O GLOBO - 03/11
Infelizmente, uma nova recaída no expansionismo levaria a uma crise fiscal maior, com aumento do risco, rebaixamentos, saídas de capital, depreciação, inflação
O momento é fértil para ideias salvadoras. Afinal, o mar não está pra peixe. A economia vai mal, a recessão não tem fim, o desemprego está em alta, e as rendas caem. A política parece em transe: nenhuma das saídas possíveis parece provável, o que ilustra a dificuldade do momento.
O núcleo do problema no Brasil é a incapacidade política de fazer o necessário ajuste fiscal. Uma vez resolvido, acredito que a confiança para de cair, o investimento descongela e a retomada é possível. Só então o Brasil estará pronto para enfrentar seus outros desafios, mas também suas oportunidades.
Nem sempre a situação política é tão delicada, e nem sempre o Executivo precisa do Congresso para ajustar as contas públicas. Mas, nesse caso, a combinação é perversa. Não ha equilíbrio político/econômico que nos leve naturalmente a uma saída da crise. Enquanto não se enxerga a saída, a deterioração continua, com a confiança em queda.
Diante da incapacidade de perceber uma saída adequada para o problema político/fiscal, surgem discussões sobre o resto, o entorno. Como reativar a economia nesse impasse? Vale estimular a economia por meio de outras medidas como redução do compulsório? Como usar melhor as reservas internacionais para ajudar a economia?

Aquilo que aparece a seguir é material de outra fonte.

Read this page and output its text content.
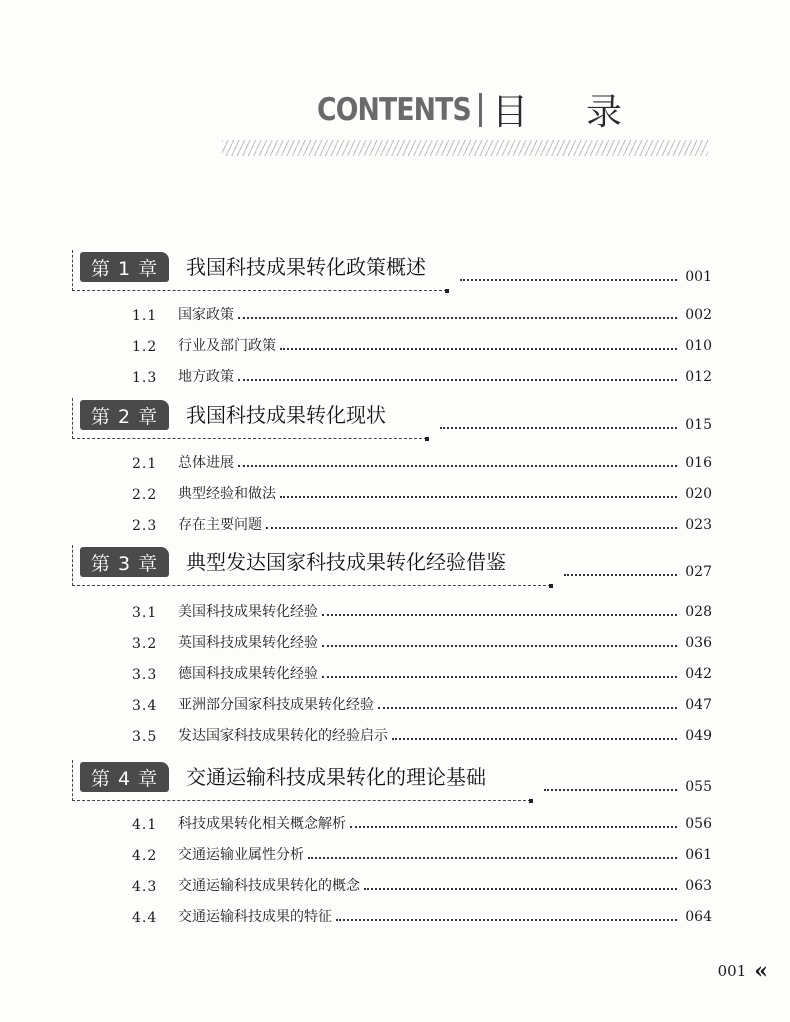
CONTENTS 目录
第 1 章	我国科技成果转化政策概述	001
1.1	国家政策	002
1.2	行业及部门政策	010
1.3	地方政策	012
第 2 章	我国科技成果转化现状	015
2.1	总体进展	016
2.2	典型经验和做法	020
2.3	存在主要问题	023
第 3 章	典型发达国家科技成果转化经验借鉴	027
3.1	美国科技成果转化经验	028
3.2	英国科技成果转化经验	036
3.3	德国科技成果转化经验	042
3.4	亚洲部分国家科技成果转化经验	047
3.5	发达国家科技成果转化的经验启示	049
第 4 章	交通运输科技成果转化的理论基础	055
4.1	科技成果转化相关概念解析	056
4.2	交通运输业属性分析	061
4.3	交通运输科技成果转化的概念	063
4.4	交通运输科技成果的特征	064
001 «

E se adotássemos um novo regime, fixando o câmbio em torno de uma banda?
No afã de achar uma saída para a economia surgem diversas ideias “ditas” boas e originais. Pena que, na sua maioria, as originais não sejam boas; nem as boas, originais.
Uma delas fala em voltar ao expansionismo do passado recente — leia-se: gastar ou emprestar o que não se tem. Resolver um problema fiscal gastando mais é uma ideia original, mas não é boa. Se gastar mais fosse a solução, não haveria governos em dificuldades fiscais, bastaria mudar a mentalidade. Como se a solução do problema no Brasil pudesse ser a mesma receita que levou à situação atual: gastos crescentes que viraram déficits difíceis de reverter. Infelizmente, uma nova recaída no expansionismo levaria a uma crise fiscal maior, com aumento do risco, rebaixamentos, saídas de capital, depreciação, inflação, salário real menor, queda na confiança, aprofundamento da recessão e desemprego; enfim, uma crise econômica e política maior. Seria um verdadeiro “expanicídio”.
Mas “expanicídio” não é a única ideia salvadora. Outras ideias proliferam.
Fala-se em usar as reservas internacionais do Brasil para diversos fins. Alguns propõem usá-las para abater a dívida interna do Brasil, com o intuito de mostrar uma dívida bruta menor para as agências de classificação e o mercado. É uma manobra que tem poucas chances de sucesso. Ainda há os que gostariam de usar as reservas para controlar o câmbio (fixo ou banda), evitando a flutuação livre, que hoje gera depreciação cambial e pressão inflacionária. O uso das reservas para controlar a taxa de câmbio (e a inflação) não é uma medida sustentável, pois utiliza um recurso precioso para sustentar uma distorção.
Não é surpreendente que as ideias de como gastar as reservas proliferem no meio da crise, ainda mais quando há a percepção de que estão sobrando. As reservas internacionais hoje são o último estoque relevante de “munição” do governo. Representam mais de 20% do PIB de reservas, que cobre cinco vezes a dívida de curto prazo e uma boa parte de toda a dívida externa. As reservas devem ser usadas para dar alguma tranquilidade aos poupadores em reais, garantindo que o governo tem recursos para acalmar o mercado em caso de pânico ou corrida contra o país. Num momento de corrida, cada dólar conta, e normalmente a percepção de abundância tende a desaparecer.
Aqui, a tática é na defesa: evitar que a ansiedade leve a decisões que piorem o problema.
Nem tudo que faz parte do entorno é na defesa. Há discussões que são bem relevantes no ataque. Uma vez quebrado o impasse político/fiscal, a porta estará aberta para a retomada. Mas, mesmo nesse caso, o crescimento sustentável estará longe de ser garantido. Para alavancar o crescimento, é fundamental assegurar as condições para o investimento e, consequentemente, o próprio crescimento.
Em suma, enquanto o ajuste fiscal não ocorre, a tática é na defesa, mas também no ataque. Na defesa há de se evitar decisões custosas, como o “expanicídio”, que usaria artificialmente recursos que já se esgotaram, sem falar da utilização inadequada das últimas munições disponíveis, como o nível de reservas. Mas vale também partir para o ataque, criando condições de crescimento para depois do ajuste. Dessa forma, já se acena para um futuro mais promissor, enquanto se batalha para desatar o nó fiscal/político.